Coincidentally, four days after Okah was convicted, an associate of the former MEND leader, Edmund Ebiware, was also sentenced to life imprisonment by a Federal High Court in Abuja. Ebiware was arrested by operatives of the State Security Service on October 2, 2010 in Abuja, on charges of withholding information on the planned attack.

Okah's conviction is however a reminder that in these days of globalization and information super highway, a crime committed in one corner of the earth could have ramifications in others, giving several countries the locus standi to try its perpetrators. This means essentially that criminals may find out that they increasingly have fewer places to hide: if the corrupt segments of Nigerian judiciary cannot catch felons, terrorists and corrupt politicians, then the blind and efficient justice system in other countries, where their crimes could have some ramifications, would do the job. It is also another reminder that the judiciary in this country needs to be cleaned up, which is not just a question of tackling corrupt lawyers and judges but also of beefing up the prosecutorial capacity of government lawyers.

Another important lesson from Okah's conviction is the need for political leaders to exercise restraint in their utterances and finger-pointing when acts of mindless horror are carried out against Nigerians. Henry Okah's conviction should therefore be a cautionary note to government official is who are often too quick at pointing accusing fingers to some people or a section of the country whenever a regrettable calamity happens.

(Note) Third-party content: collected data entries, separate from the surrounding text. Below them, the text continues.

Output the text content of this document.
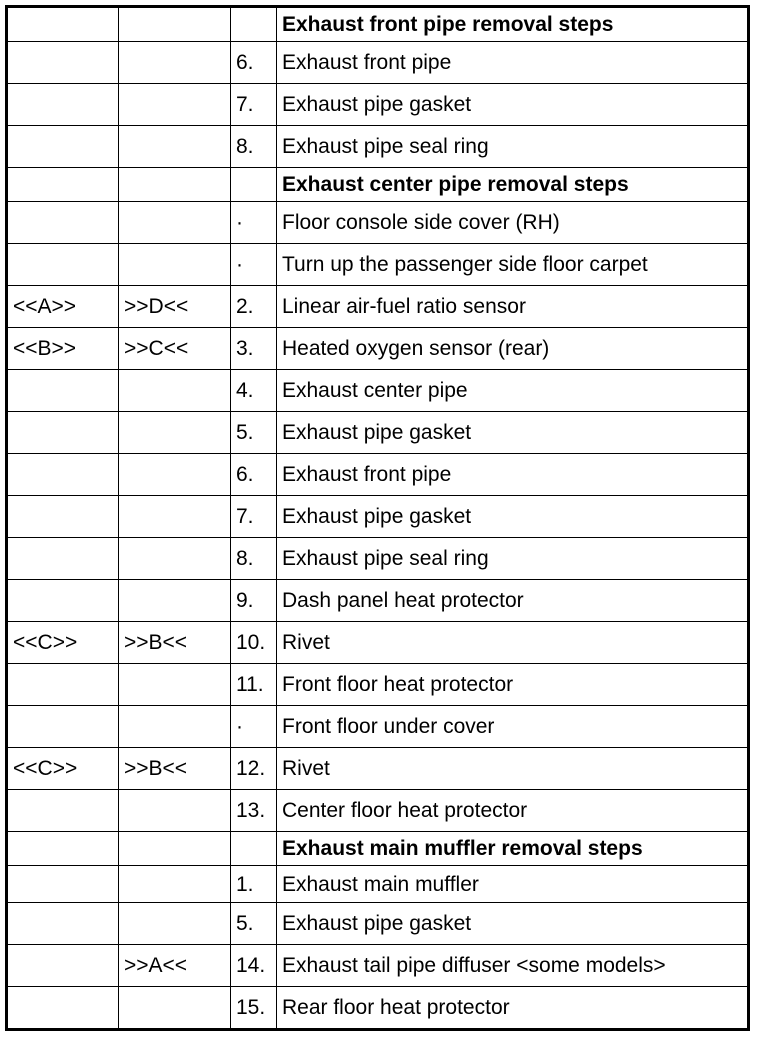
			Exhaust front pipe removal steps
		6.	Exhaust front pipe
		7.	Exhaust pipe gasket
		8.	Exhaust pipe seal ring
			Exhaust center pipe removal steps
		·	Floor console side cover (RH)
		·	Turn up the passenger side floor carpet
<<A>>	>>D<<	2.	Linear air-fuel ratio sensor
<<B>>	>>C<<	3.	Heated oxygen sensor (rear)
		4.	Exhaust center pipe
		5.	Exhaust pipe gasket
		6.	Exhaust front pipe
		7.	Exhaust pipe gasket
		8.	Exhaust pipe seal ring
		9.	Dash panel heat protector
<<C>>	>>B<<	10.	Rivet
		11.	Front floor heat protector
		·	Front floor under cover
<<C>>	>>B<<	12.	Rivet
		13.	Center floor heat protector
			Exhaust main muffler removal steps
		1.	Exhaust main muffler
		5.	Exhaust pipe gasket
	>>A<<	14.	Exhaust tail pipe diffuser <some models>
		15.	Rear floor heat protector
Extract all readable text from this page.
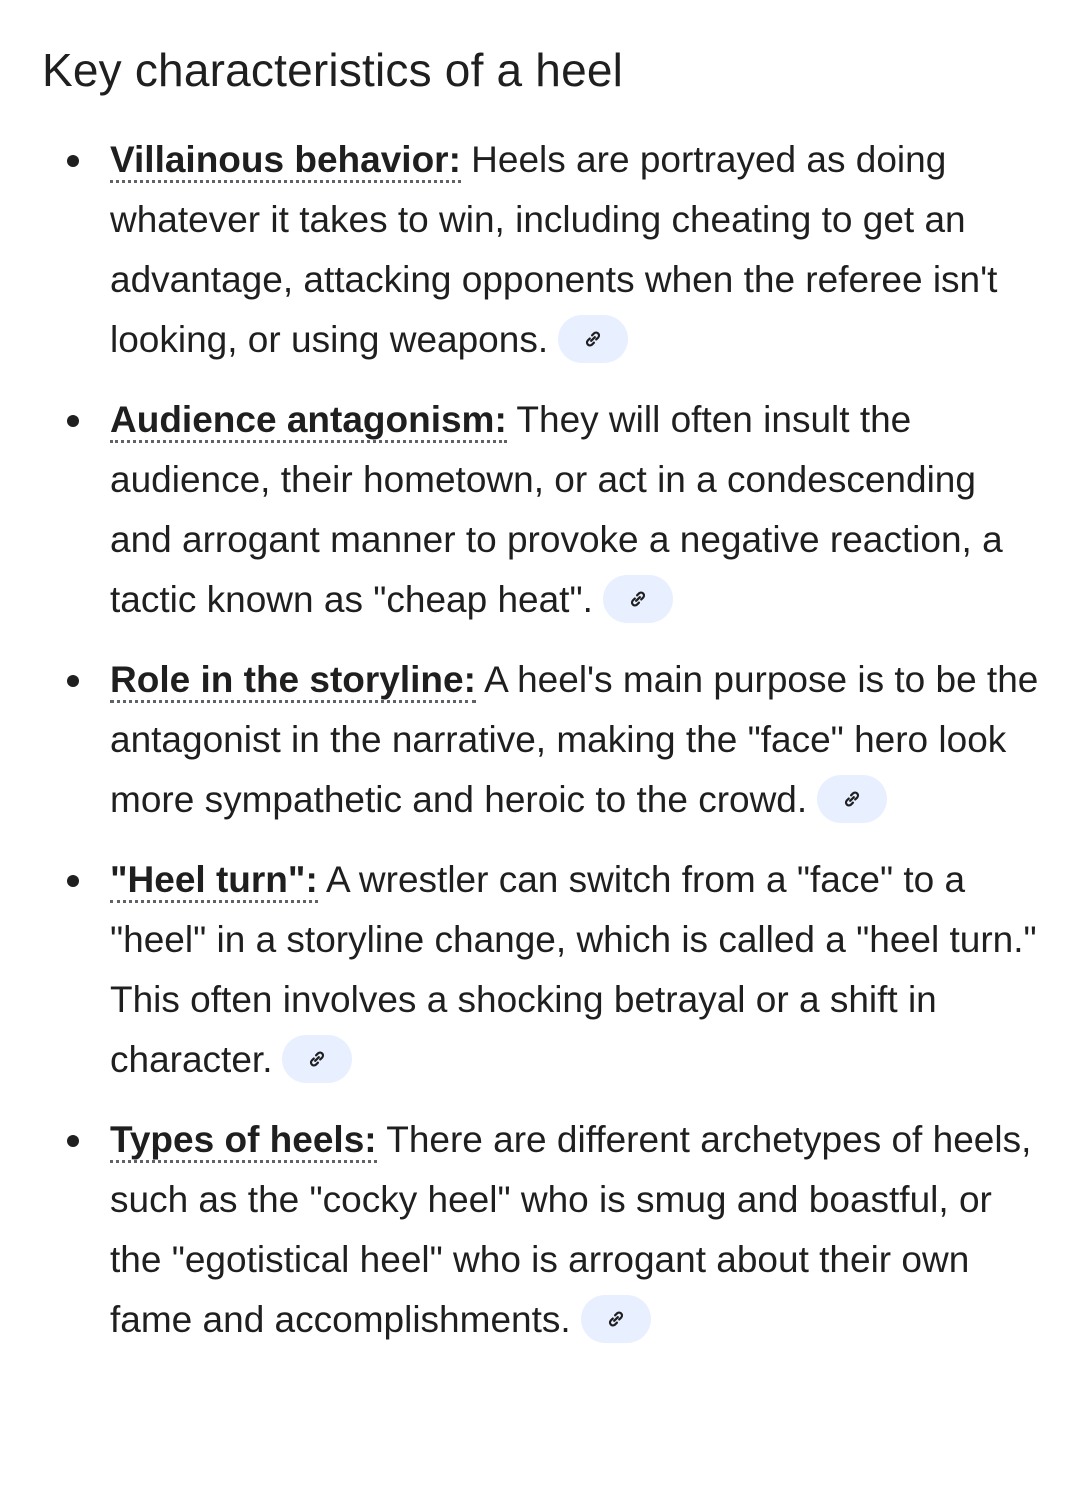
Key characteristics of a heel
Villainous behavior: Heels are portrayed as doing whatever it takes to win, including cheating to get an advantage, attacking opponents when the referee isn't looking, or using weapons.
Audience antagonism: They will often insult the audience, their hometown, or act in a condescending and arrogant manner to provoke a negative reaction, a tactic known as "cheap heat".
Role in the storyline: A heel's main purpose is to be the antagonist in the narrative, making the "face" hero look more sympathetic and heroic to the crowd.
"Heel turn": A wrestler can switch from a "face" to a "heel" in a storyline change, which is called a "heel turn." This often involves a shocking betrayal or a shift in character.
Types of heels: There are different archetypes of heels, such as the "cocky heel" who is smug and boastful, or the "egotistical heel" who is arrogant about their own fame and accomplishments.
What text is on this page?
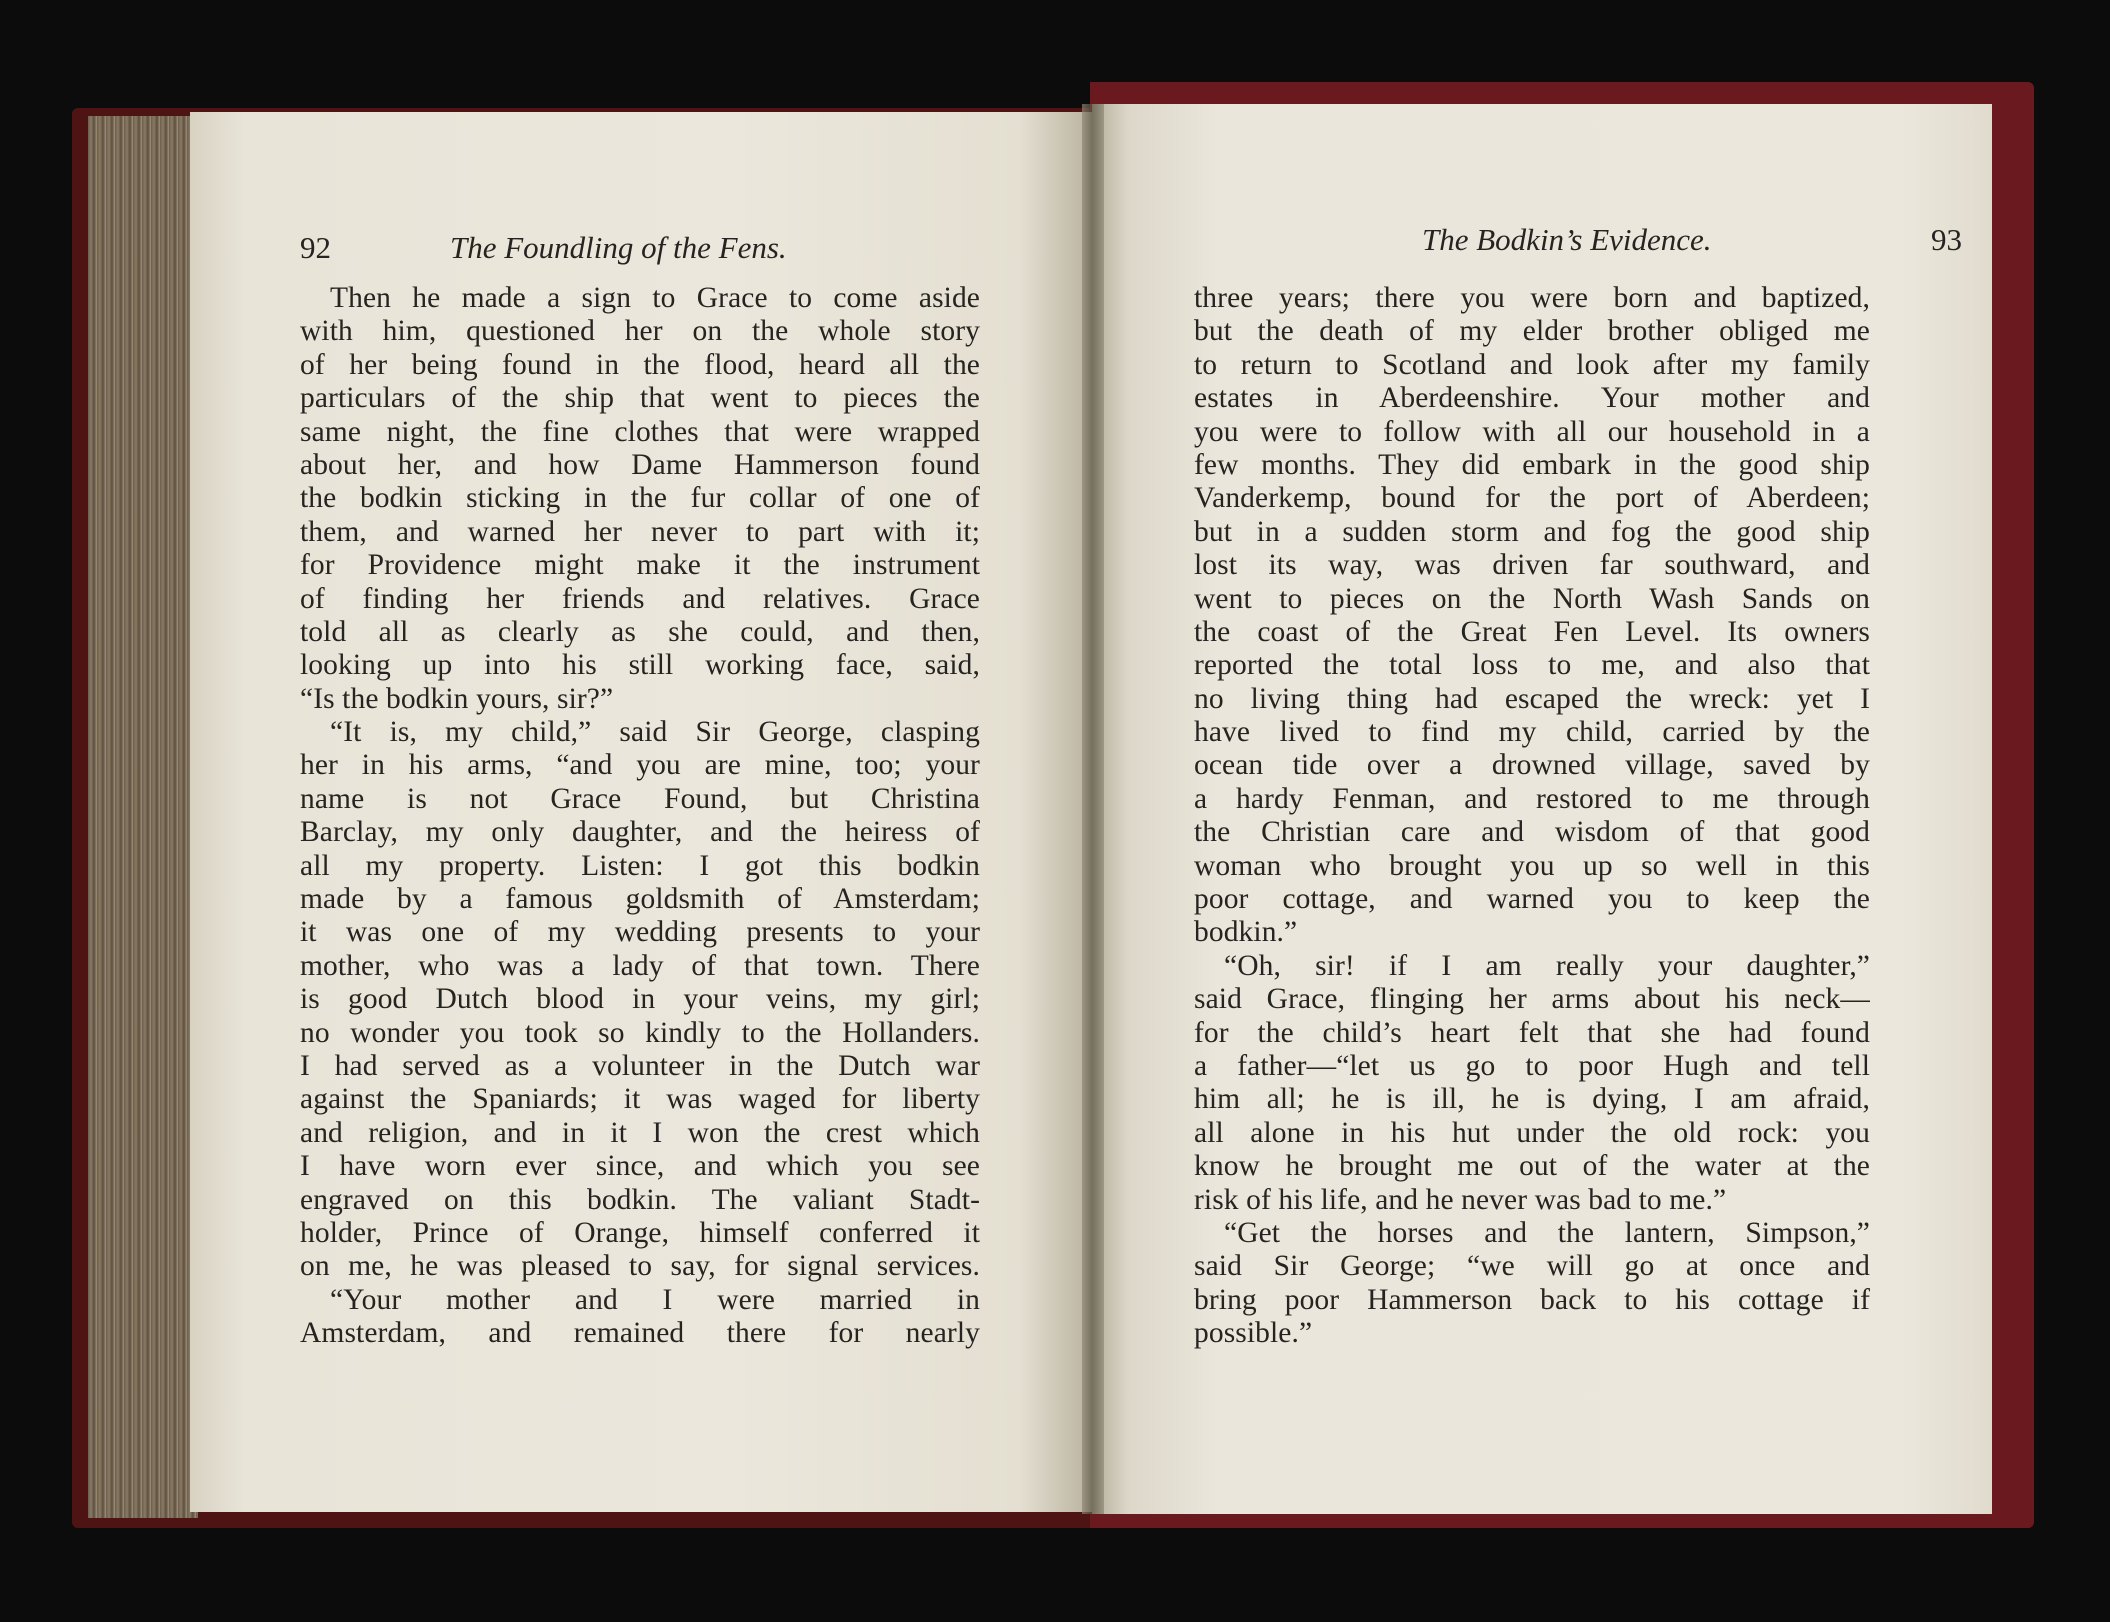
92	The Foundling of the Fens.
Then he made a sign to Grace to come aside
with him, questioned her on the whole story
of her being found in the flood, heard all the
particulars of the ship that went to pieces the
same night, the fine clothes that were wrapped
about her, and how Dame Hammerson found
the bodkin sticking in the fur collar of one of
them, and warned her never to part with it;
for Providence might make it the instrument
of finding her friends and relatives. Grace
told all as clearly as she could, and then,
looking up into his still working face, said,
“Is the bodkin yours, sir?”
“It is, my child,” said Sir George, clasping
her in his arms, “and you are mine, too; your
name is not Grace Found, but Christina
Barclay, my only daughter, and the heiress of
all my property. Listen: I got this bodkin
made by a famous goldsmith of Amsterdam;
it was one of my wedding presents to your
mother, who was a lady of that town. There
is good Dutch blood in your veins, my girl;
no wonder you took so kindly to the Hollanders.
I had served as a volunteer in the Dutch war
against the Spaniards; it was waged for liberty
and religion, and in it I won the crest which
I have worn ever since, and which you see
engraved on this bodkin. The valiant Stadt-
holder, Prince of Orange, himself conferred it
on me, he was pleased to say, for signal services.
“Your mother and I were married in
Amsterdam, and remained there for nearly
The Bodkin’s Evidence.	93
three years; there you were born and baptized,
but the death of my elder brother obliged me
to return to Scotland and look after my family
estates in Aberdeenshire. Your mother and
you were to follow with all our household in a
few months. They did embark in the good ship
Vanderkemp, bound for the port of Aberdeen;
but in a sudden storm and fog the good ship
lost its way, was driven far southward, and
went to pieces on the North Wash Sands on
the coast of the Great Fen Level. Its owners
reported the total loss to me, and also that
no living thing had escaped the wreck: yet I
have lived to find my child, carried by the
ocean tide over a drowned village, saved by
a hardy Fenman, and restored to me through
the Christian care and wisdom of that good
woman who brought you up so well in this
poor cottage, and warned you to keep the
bodkin.”
“Oh, sir! if I am really your daughter,”
said Grace, flinging her arms about his neck—
for the child’s heart felt that she had found
a father—“let us go to poor Hugh and tell
him all; he is ill, he is dying, I am afraid,
all alone in his hut under the old rock: you
know he brought me out of the water at the
risk of his life, and he never was bad to me.”
“Get the horses and the lantern, Simpson,”
said Sir George; “we will go at once and
bring poor Hammerson back to his cottage if
possible.”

MEND's bluster, threatening disastrous consequences for the federal government and all of its officials since 1999 because of Henry Okah's conviction should be taken for what it is, bluster. Otherwise, what would have been the gains of the elaborate and costly amnesty programme aimed at weaning militants from violence and general lawlessness?

This and other threats to carry out a massive and aggressive campaign against all companies owned, operated by affiliated to the South African government both in Nigeria, Western and Southern Africa can be effectively checked if the government shows that it has capacity to deal decisively with them, as South Africa has just demonstrated.